Occasionally, Zayn slips back into that R&B pocket. “Something in the Water” gives weight to the Justin Timberlake comparisons that emerged when he became the first to go solo. It’s one of three songs on the record that the singer didn’t write himself, but he sings “got me dripping in that old school love” with the conviction of a true veteran of the genre. On “Grateful,” Zayn delivers a highlight not only of the album but of his complete catalog. “And it feels good/And I knew it would/When I’m telling this story/It’s complicated, some mishaps/I’ve been mourning/But I’m grateful for it,” he sings, relieved to be freeing himself from the burden of the past. Reminiscent of an early career Alicia Keys, that same passion (and stunning harmonies) breaks through in his vocal performance across the soulful album closer “Fuchsia Sea,” pulling it into the space of an instant classic.
It’s not hard to understand the appeal of teaming with Cobb for Room Under the Stairs, meant to serve in many ways as a reintroduction and reentry into the pop machine on Zayn’s own terms. The producer is one of Nashville’s most in-demand collaborators whose credits include team ups with Chris Stapleton, Brandi Carlile, Sturgill Simpson, and more. But it was never really the sound of country and Americana that strengthened their releases — it was the emotion, songwriting, and storytelling. Zayn hits most of these core marks on “The Time,” but sings each verse with a distracting country accent mountains away from his British twang, which randomly resurfaces on the chorus.
But it’s on “Birds on a Cloud” that he clears each category with thrilling ease. The song is set against the sonic backdrop of what sounds like a perfect beach day — all sunshine and perfect temperatures — but features one of the most devastating refrains on the album as he pleads: “Please give me one more day of happiness, I need it.” For a moment, in the warmth of his lower register on the bridge, Zayn finds the contentment he’s been searching for. “Stardust” evokes the same breezy feeling — though it channels a flower field more than a beach. It marks a rare moment where a love song on the album isn’t marred with the acknowledgement of toxicity — though, to be fair, he didn’t write that one. It’s a curious selection in the context of the rest of the record, but perhaps signals towards the optimism he spends most of the record hoping to make room for.

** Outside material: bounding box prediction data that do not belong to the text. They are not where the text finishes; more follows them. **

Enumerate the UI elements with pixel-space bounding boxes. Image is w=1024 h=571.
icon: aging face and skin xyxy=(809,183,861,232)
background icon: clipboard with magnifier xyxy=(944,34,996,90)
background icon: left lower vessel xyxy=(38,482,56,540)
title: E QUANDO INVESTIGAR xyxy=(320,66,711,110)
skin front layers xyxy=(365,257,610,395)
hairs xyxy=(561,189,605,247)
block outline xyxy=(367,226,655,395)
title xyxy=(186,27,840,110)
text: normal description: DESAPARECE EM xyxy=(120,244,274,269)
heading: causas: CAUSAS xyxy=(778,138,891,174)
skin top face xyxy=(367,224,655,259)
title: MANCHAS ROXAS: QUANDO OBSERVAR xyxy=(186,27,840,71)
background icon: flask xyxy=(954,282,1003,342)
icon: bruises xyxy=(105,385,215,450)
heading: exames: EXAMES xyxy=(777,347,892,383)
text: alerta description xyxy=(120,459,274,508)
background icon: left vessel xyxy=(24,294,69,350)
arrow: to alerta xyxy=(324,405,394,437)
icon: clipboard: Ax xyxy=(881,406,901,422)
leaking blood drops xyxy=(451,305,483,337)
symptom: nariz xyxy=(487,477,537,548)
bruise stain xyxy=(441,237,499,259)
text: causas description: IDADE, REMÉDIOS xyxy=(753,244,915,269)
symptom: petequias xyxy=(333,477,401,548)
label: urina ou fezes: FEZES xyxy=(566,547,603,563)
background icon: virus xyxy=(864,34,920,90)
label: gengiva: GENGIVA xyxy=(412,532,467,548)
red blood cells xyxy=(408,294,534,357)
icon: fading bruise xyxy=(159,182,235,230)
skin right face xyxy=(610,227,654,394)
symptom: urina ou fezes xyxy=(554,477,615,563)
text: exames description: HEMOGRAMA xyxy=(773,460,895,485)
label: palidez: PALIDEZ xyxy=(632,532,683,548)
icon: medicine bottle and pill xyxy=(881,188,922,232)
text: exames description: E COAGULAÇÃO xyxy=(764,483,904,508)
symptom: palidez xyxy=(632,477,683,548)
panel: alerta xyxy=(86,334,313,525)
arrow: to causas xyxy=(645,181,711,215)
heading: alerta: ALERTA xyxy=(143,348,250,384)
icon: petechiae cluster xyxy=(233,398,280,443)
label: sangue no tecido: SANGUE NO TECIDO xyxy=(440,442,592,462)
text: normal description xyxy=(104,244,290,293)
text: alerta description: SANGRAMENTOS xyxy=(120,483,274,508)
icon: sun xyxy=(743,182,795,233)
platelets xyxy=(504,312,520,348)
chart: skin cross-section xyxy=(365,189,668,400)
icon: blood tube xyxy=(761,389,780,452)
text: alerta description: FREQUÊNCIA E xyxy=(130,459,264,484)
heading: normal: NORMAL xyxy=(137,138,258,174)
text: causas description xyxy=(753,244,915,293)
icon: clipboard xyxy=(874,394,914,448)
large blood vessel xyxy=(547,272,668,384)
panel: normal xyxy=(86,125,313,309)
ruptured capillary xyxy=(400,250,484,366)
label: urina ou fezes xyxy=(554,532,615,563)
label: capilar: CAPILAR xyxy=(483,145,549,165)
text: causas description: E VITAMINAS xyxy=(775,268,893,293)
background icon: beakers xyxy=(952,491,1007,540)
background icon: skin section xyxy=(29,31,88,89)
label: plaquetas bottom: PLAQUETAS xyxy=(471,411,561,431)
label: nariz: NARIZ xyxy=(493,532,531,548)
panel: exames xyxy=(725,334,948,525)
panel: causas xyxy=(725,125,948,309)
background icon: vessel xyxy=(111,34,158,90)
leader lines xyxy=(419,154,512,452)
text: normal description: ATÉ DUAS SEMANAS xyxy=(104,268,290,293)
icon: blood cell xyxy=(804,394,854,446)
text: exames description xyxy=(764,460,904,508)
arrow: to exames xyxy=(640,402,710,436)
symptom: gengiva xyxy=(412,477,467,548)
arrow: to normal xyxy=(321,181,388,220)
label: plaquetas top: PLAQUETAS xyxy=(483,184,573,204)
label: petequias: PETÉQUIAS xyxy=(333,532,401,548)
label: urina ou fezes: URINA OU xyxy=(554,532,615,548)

While MTV Unplugged often captured artists at the height of their careers, Room Under the Stairs is a showcase of an artist willingly setting the bar higher to give himself something to yearn for both emotionally and creatively. Zayn’s simultaneous emergence as a lead songwriter, producer, and — for the first time in nearly a decade — a live performer is a heavy load to place on one record and it doesn’t arrive without its stumbles. But across these 15 songs, he evokes the feeling that those missteps and the spectators making note of them disappear when he closes his eyes and just sings, entirely unplugged.